Was I missing something the author assumed I’d already know? The occasional Mythos glossary was of precious little help, since their compilers seemed to feel they had rendered adequate service by compiling all the known information about this or that entity without tracing its roots, providing its context. As the years went by and I discovered more and more unreprinted, marginal, or neglected Mythos tales, I was able to put most of the pieces together.

So what I have tried to do here is to assemble the stories in which certain important Mythos names or items are either first mentioned or most fully explained by the author who created them (as you know, one Mythos author feels remarkably free to enlarge upon the creations of another!). I believe this is especially important since yet another generation of Lovecraft enthusiasts has appeared, not just since the 60s, but even since the early 80s! There are young readers who have never even seen copies of Bloch’s collection Mysteries of the Worm (Lin Carter, editor, Zebra Books, 1981), much less Campbell’s The Inhabitant of the Lake (Arkham House, 1964)! I trust this book will be a valued reference book as well as a source of much enjoyment and amusement.
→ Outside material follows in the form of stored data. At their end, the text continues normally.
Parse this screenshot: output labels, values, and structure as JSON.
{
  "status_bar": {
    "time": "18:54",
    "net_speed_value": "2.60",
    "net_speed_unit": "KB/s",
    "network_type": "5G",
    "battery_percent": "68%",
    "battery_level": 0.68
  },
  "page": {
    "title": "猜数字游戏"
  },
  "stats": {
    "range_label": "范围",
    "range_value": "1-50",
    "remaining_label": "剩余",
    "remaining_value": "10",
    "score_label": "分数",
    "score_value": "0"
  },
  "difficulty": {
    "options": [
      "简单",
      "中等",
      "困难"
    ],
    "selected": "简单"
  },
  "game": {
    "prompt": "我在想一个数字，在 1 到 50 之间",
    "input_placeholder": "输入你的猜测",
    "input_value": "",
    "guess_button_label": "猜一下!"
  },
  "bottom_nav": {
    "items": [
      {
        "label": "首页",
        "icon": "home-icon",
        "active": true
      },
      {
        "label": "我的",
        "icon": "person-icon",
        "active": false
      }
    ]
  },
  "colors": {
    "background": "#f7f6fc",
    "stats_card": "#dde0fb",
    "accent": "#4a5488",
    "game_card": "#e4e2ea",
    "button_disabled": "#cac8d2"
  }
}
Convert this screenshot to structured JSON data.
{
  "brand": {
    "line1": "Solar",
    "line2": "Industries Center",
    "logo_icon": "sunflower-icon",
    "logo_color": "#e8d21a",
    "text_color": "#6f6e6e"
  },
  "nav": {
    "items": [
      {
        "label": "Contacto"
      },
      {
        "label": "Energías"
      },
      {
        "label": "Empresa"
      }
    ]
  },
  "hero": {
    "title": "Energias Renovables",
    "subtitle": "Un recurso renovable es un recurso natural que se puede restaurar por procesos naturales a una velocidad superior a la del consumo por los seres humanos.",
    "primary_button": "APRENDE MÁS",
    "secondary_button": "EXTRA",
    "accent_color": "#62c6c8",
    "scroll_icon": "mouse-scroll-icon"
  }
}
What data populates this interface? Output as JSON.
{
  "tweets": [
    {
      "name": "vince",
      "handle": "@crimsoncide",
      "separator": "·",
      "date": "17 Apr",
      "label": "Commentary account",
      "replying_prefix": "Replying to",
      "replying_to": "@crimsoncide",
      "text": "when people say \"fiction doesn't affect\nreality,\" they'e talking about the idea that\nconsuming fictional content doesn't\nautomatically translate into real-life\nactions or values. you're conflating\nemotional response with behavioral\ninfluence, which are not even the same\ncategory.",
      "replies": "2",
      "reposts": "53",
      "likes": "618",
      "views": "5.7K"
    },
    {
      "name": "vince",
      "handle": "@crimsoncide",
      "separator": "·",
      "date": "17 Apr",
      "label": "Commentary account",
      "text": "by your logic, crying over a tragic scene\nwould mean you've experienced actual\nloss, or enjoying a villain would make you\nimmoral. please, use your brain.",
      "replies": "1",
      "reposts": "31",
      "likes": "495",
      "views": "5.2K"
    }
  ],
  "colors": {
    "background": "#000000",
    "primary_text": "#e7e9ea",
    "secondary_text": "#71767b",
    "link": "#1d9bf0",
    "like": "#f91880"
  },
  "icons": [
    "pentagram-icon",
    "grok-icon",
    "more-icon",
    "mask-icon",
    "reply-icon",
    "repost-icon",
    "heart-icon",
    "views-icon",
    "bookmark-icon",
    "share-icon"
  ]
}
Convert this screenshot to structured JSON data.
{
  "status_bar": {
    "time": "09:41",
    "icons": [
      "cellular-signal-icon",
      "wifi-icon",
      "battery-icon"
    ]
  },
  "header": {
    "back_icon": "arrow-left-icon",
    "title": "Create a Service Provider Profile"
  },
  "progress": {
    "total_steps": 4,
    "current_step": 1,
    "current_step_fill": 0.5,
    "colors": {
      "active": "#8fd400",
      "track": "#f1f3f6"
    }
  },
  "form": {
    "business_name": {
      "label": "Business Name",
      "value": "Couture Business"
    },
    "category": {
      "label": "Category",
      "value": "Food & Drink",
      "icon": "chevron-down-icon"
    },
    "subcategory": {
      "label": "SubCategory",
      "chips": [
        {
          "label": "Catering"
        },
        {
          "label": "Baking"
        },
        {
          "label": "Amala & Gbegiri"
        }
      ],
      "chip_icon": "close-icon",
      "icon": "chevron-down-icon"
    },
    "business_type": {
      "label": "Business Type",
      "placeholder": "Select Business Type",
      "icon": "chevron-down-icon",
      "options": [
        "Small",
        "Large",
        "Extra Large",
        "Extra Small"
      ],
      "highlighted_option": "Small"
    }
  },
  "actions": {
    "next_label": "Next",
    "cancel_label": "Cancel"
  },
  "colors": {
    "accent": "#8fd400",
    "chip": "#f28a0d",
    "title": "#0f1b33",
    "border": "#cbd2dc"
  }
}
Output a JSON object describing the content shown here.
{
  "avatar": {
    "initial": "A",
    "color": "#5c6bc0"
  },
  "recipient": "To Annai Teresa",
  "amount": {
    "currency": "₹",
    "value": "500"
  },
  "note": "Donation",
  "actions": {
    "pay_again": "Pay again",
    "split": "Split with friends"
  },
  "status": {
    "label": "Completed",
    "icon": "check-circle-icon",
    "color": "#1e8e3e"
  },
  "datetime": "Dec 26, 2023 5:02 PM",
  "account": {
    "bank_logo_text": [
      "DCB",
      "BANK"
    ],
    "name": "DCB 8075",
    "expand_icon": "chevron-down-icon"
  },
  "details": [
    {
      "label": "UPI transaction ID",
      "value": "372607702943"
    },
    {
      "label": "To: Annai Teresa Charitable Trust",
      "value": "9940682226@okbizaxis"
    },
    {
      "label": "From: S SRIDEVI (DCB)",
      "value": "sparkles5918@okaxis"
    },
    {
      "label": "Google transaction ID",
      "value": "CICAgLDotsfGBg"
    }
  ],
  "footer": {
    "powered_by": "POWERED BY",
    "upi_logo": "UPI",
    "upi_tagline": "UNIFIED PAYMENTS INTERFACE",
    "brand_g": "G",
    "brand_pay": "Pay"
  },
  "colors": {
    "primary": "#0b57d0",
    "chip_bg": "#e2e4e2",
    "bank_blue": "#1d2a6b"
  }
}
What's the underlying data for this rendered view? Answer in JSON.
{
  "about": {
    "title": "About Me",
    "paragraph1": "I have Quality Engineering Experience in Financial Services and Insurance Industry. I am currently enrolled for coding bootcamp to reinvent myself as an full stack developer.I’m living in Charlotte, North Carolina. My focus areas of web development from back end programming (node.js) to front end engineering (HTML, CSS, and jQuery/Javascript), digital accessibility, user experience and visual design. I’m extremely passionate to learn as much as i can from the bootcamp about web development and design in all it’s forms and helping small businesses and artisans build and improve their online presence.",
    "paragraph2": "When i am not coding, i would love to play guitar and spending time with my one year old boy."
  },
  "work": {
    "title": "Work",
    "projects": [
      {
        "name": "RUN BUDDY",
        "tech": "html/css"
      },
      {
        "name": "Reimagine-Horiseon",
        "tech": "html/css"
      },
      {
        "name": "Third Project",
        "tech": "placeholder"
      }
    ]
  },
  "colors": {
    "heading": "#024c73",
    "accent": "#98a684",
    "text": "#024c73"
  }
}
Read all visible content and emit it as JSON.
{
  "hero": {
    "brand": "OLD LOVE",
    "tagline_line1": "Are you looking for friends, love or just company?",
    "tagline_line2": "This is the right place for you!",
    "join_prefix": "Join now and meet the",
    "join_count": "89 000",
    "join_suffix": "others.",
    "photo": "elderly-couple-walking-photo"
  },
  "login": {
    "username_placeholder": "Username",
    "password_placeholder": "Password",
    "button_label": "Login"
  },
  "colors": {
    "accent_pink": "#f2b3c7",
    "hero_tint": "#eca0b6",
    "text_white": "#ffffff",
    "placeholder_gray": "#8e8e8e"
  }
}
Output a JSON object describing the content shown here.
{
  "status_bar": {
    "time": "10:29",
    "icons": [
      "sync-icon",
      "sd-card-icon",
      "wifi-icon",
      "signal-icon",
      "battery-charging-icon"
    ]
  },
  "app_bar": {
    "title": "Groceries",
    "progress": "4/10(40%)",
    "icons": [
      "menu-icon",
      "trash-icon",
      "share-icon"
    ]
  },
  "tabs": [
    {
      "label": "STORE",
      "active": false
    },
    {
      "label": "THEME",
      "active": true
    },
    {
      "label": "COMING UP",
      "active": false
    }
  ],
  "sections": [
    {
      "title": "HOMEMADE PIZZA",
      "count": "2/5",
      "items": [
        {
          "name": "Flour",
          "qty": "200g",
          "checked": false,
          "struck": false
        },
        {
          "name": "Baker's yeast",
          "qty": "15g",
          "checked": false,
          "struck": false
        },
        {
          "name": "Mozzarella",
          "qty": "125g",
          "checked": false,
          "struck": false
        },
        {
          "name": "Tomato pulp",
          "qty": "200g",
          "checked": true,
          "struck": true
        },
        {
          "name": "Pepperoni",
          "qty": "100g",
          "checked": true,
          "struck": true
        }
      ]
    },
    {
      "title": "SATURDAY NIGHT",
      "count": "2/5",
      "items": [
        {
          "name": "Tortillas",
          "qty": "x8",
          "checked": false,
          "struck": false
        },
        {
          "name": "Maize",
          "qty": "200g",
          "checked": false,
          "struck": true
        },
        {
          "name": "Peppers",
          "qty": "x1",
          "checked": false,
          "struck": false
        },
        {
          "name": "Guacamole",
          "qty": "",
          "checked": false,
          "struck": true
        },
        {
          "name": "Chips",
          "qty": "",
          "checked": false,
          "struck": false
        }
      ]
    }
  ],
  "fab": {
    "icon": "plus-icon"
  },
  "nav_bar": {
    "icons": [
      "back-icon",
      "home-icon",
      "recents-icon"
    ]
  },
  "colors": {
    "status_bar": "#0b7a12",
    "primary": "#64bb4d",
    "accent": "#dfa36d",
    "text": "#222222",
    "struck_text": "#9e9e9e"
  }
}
So here you will find the truth that had hitherto been mercifully cloaked beneath the mystifying names Abhoth, Atlach-Nacha, Unter Zee Kulten, Hydrophinnae, the Eltdown Shards, ’Umr at- Tawil, Lloigor, Zhar, the Tcho-Tcho people, Ithaqua, Iod, Vorvadoss, Zuchequan, the Chronicle of Nath, and others. Better bring along your Elder Sign.

A few notes anent a few of the stories. Most readers will know that Lovecraft penned “The Haunter of the Dark” as a sequel to Robert Bloch’s “The Shambler from the Stars,” and that Bloch wrote another installment, some years later, called “The Shadow from the Steeple.” But the sharp-eyed reader will notice that Bloch’s earlier tale “Fane of the Black Pharaoh” (Weird Tales, December, 1937) is in a real sense an earlier sequel to “The Haunter of the Dark,” as it develops Lovecraft’s evocative hint, dropped in that tale, about some abominable deed wrought by the Pharaoh Nephren-Ka which caused his name to be stricken thereafter from all Egyptian stelae.

August Derleth, as we know by now, was one of the great architects of the expanding Mythos (in this connection one recalls the references in several of his tales to old mansions whose original ground plans could no longer be discerned for the profusion of extra wings and rooms added over the course of generations). He appropriated for the Mythos the legendary Wendigo as fictionalized by Algernon Blackwood in his famous story “The Wendigo.” Derleth’s Ithaqua the Wind-Walker figures in many of his stories and has come into new prominence in some of the novels of Brian Lumley. Yet the stories (“The Thing That Walked on the Wind” and “Ithaqua”) in which the Mythos version of the Wendigo debuts have lain unreprinted for so long that few readers will have seen them.

Derleth’s and Schorer’s “The Lair of the Star-Spawn” is another of the pivotal stories in the evolution of the Mythos. In it we see for the first time Derleth’s version of the “Elder Gods versus Old Ones” contest, though Derleth is still experimenting with nomenclature.